The Dollar Index: I’m growing anxious
As an over skeptic investor fearing the worst of our capital markets thanks to this year’s events, I had decided to shift my allocation to as close to cash as possible early on. As it turns out, and the reason I’m not a prominent financial advisor, this has been a mistake.
Along with a few other people, we have underestimated the Federal Reserve’s expansionary monetary policy's firepower. This has translated into an overall ~10% decline in the dollar value since March (2020).
I will purposely avoid talking about opinions on either candidate, political party, or political ideology and will solely comment on the above trend.
We’re seeing an expected and precipitous decline of the dollar's value caused in large part due to our continuous expansionary monetary policy that has been keeping our capital markets afloat for now.
Just as important is the world’s perception of the United States as a stable place to safeguard their capital.
The U.S will continue to be the best place to store your capital if and only if:
- We manage to maintain a stable political system.

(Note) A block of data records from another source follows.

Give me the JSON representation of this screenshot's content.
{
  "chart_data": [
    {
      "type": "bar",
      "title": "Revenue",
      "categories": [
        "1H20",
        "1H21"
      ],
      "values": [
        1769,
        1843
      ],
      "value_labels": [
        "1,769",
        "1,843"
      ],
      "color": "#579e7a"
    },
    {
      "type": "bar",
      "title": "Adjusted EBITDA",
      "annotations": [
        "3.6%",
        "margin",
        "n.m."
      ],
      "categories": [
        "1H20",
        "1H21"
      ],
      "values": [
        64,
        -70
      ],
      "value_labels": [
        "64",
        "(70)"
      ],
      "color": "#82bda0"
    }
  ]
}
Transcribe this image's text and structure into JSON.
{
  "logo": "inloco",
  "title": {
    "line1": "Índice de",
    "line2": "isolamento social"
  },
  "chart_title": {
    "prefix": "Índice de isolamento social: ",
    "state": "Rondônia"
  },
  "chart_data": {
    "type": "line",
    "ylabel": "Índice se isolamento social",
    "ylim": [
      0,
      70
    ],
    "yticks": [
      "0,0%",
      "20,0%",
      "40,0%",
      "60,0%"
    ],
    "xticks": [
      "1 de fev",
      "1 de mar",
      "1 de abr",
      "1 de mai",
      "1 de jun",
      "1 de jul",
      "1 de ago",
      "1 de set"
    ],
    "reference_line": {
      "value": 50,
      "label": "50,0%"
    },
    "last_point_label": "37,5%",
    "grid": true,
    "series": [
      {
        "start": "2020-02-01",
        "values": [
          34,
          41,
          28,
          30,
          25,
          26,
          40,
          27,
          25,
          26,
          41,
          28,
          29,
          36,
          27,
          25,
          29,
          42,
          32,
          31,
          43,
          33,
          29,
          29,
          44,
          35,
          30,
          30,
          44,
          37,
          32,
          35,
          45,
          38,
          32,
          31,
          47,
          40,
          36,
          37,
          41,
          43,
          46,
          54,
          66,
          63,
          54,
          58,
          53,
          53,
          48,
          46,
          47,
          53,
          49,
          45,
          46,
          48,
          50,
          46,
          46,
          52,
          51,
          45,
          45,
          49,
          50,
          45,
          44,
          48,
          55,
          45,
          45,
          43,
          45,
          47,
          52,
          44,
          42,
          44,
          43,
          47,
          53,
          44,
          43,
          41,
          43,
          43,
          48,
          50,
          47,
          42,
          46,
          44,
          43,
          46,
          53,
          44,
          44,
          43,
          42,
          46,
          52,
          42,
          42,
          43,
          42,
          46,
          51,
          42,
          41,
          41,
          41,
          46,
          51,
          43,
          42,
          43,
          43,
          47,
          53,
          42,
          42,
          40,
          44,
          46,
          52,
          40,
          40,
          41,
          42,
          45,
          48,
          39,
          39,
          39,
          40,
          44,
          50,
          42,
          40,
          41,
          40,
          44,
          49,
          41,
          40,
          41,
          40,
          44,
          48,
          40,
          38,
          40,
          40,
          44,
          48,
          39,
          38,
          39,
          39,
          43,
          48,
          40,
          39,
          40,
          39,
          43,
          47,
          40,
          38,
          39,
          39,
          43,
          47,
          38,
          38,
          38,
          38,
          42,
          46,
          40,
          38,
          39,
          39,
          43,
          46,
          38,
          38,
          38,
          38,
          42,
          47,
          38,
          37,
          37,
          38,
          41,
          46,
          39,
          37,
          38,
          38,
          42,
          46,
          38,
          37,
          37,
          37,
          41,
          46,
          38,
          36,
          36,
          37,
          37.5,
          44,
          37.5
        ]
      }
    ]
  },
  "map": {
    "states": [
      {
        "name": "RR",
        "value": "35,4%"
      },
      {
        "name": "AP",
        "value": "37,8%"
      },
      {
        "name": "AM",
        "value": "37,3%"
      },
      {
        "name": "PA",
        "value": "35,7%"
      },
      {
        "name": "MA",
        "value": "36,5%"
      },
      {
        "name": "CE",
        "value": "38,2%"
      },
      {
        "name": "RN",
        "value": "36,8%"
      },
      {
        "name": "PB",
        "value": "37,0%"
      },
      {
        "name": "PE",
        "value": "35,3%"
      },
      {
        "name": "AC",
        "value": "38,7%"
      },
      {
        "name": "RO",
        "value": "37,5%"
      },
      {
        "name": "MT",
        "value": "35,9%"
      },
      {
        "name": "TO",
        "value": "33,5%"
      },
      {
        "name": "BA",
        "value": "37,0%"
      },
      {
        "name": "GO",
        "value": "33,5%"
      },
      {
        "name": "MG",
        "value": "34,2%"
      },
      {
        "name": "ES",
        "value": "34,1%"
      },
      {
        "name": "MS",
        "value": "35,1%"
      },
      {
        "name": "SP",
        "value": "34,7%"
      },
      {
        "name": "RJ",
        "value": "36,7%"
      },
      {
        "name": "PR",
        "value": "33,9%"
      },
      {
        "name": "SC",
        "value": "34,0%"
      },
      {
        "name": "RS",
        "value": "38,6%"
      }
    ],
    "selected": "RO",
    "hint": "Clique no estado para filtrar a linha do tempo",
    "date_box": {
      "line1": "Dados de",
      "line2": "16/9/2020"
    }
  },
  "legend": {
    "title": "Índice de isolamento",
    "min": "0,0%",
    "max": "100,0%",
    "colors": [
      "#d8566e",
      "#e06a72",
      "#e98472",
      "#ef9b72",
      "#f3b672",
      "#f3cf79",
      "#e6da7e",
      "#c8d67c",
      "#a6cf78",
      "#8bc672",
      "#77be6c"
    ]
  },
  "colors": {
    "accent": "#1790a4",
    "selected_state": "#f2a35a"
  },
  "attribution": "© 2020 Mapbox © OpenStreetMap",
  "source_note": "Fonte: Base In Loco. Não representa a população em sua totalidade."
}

The uncertainty of the election cycle and the attack on our election process is not good for business.
- The talent imbalance continues to favor the U.S. Ever since WWII; the U.S has had the capital and the luxury to finance the ideas of some of the most ambitious and smartest people from all over the world. If the United States' perception gets damaged and the net inflow of “brilliant people” we have enjoyed for decades ends, we could be accelerating the end of the USD as a global reserve currency.